To evaluate the extent of fibrosis in the ischemic area of the hearts, Masson’s trichrome staining was done to directly stain fibrotic tissue.
To evaluate the potential for tumor formation from the implanted patches, researchers use a hematoxylin and eosin (H&E) stain. This was done to address the risk of tumor formation from any implanted stem cells which did not differentiate into cardiomyocytes.
To observe angiogenesis (formation of new blood vessels) in the infarcted myocardium, the tissue was stained with Von Willebrand factor (vWF) antibody and the capillary densities were quantified.
Lastly, to assess arteriogenesis (development of arteries) in the infarcted myocardium, the tissue was double stained with vWF antibody and α-smooth muscle actin. The arteriole densities were quantified.
Diameter of cardiomyocytes in infarct with no immunosuppresion (Left), short-term immunosuppresion (middle), and long-term immunosuppresion (right)
What comes next?
Ultimately, the researchers found that there was no difference in the performance of hiPSC-CM patches when rats were treated with two months versus four months of immunosuppression. In both groups with immunosuppression, cardiac function following hiPSC-CM transplantation improved. The paper’s results may therefore have important implications for defining an immunosuppressive regimen for hiPSC-CM transplanted patches.
However, to fully explore the effects of immunosuppression, the following limitations will have to be overcome:
Although hiPSC-CM patch transplantation is anticipated to be allogeneic (clinically, human-to-human), in this research they use a xenogeneic model (human-to-rat) to test different immunosuppressive regimens. Using an allogenic model (in this case, rat-to-rat) to test the effect of immunosuppression may be valuable in future studies.
The researchers indicate that long term engraftment of the hiPSC-CM patch does not occur. This suggests that the patch’s effect on cardiac function likely occurs through cellular signals released by the patch, as opposed to long-term integration of hiPSC-CMs into the patient’s heart muscle tissue. In order to fully assess the persistence of patch cells, the researchers can tag the hiPSC-CMs with a fluorescent marker such as green fluorescent protein (GFP) and track the presence of the transplanted hiPSC-CMs over time.

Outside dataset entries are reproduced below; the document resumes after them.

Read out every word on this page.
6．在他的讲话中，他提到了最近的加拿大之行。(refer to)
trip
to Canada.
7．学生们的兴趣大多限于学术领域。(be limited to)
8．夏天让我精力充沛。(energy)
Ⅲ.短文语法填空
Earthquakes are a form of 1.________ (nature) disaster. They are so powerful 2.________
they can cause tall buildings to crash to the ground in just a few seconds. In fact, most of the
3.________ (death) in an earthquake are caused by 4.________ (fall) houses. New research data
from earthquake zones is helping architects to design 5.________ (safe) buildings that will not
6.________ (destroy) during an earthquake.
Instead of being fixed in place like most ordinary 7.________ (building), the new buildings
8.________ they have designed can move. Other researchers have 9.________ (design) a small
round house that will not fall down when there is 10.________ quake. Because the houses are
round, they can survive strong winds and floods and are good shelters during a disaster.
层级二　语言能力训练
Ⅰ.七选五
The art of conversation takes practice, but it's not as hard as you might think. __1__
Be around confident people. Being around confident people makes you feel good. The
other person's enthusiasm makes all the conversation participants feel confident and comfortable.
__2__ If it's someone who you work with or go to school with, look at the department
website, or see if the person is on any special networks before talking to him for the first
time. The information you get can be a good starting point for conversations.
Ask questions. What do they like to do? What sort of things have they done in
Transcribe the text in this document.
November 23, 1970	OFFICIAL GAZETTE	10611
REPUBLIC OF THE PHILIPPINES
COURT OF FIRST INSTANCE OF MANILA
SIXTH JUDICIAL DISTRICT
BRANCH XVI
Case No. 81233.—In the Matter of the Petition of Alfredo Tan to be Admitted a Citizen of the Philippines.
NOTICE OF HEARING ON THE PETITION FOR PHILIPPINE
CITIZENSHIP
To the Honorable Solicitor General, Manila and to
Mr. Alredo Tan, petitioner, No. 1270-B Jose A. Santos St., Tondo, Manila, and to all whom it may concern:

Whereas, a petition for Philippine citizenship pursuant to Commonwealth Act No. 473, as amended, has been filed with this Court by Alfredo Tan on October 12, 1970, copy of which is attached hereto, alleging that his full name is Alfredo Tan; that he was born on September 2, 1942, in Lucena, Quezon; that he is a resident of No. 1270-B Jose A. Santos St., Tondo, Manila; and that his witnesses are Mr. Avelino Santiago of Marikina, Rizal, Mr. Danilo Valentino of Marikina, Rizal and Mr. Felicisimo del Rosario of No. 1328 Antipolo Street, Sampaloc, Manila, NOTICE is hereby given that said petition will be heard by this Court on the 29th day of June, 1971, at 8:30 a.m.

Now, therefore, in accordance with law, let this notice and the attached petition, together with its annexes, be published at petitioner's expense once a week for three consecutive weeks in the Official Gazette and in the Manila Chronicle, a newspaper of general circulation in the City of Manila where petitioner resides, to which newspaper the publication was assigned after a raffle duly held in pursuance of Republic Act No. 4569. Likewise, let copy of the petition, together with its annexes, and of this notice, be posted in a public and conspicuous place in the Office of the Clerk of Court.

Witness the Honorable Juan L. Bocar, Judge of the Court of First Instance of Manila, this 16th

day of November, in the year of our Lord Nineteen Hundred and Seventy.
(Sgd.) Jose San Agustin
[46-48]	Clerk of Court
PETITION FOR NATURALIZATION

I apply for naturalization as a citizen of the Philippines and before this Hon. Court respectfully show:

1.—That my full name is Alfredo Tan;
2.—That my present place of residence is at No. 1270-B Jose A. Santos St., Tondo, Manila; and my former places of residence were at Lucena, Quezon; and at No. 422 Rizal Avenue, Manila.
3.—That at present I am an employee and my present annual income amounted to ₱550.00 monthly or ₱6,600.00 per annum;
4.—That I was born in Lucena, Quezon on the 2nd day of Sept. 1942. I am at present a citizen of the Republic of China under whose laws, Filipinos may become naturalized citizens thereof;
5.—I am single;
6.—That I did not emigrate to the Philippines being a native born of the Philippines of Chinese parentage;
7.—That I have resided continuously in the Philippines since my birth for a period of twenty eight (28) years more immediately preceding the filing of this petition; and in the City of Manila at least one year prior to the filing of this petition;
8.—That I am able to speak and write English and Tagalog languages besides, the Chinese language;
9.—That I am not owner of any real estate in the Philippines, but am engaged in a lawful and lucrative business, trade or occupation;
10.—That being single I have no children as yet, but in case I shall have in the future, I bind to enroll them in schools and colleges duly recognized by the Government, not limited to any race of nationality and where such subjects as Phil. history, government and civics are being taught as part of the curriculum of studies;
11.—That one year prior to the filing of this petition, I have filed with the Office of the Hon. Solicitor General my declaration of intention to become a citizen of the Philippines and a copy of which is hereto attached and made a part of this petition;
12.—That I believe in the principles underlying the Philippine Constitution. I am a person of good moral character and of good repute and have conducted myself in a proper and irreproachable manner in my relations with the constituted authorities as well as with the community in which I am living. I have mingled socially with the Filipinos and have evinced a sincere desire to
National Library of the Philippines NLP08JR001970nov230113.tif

This research brings up important questions. For example: If the hiPSC-CM patch disappears after two months, could this then explain why two months of immunosuppression was just as effective as four in improving cardiac function? How do the direct and secondary (signaling-based) effects of the hiPSC-CM patch differ in their contributions to improving cardiac function, and which method is more effective?
Taken together, this research investigates the appropriate immunosuppressive regimen required for hiPSC-CM patch transplantation – a novel method for possibly treating heart failure. Its results bring up important questions regarding the mechanism underlying hiPSC-CM patch transplantation’s therapeutic effects, and the role that immunosuppression may play in enabling these effects.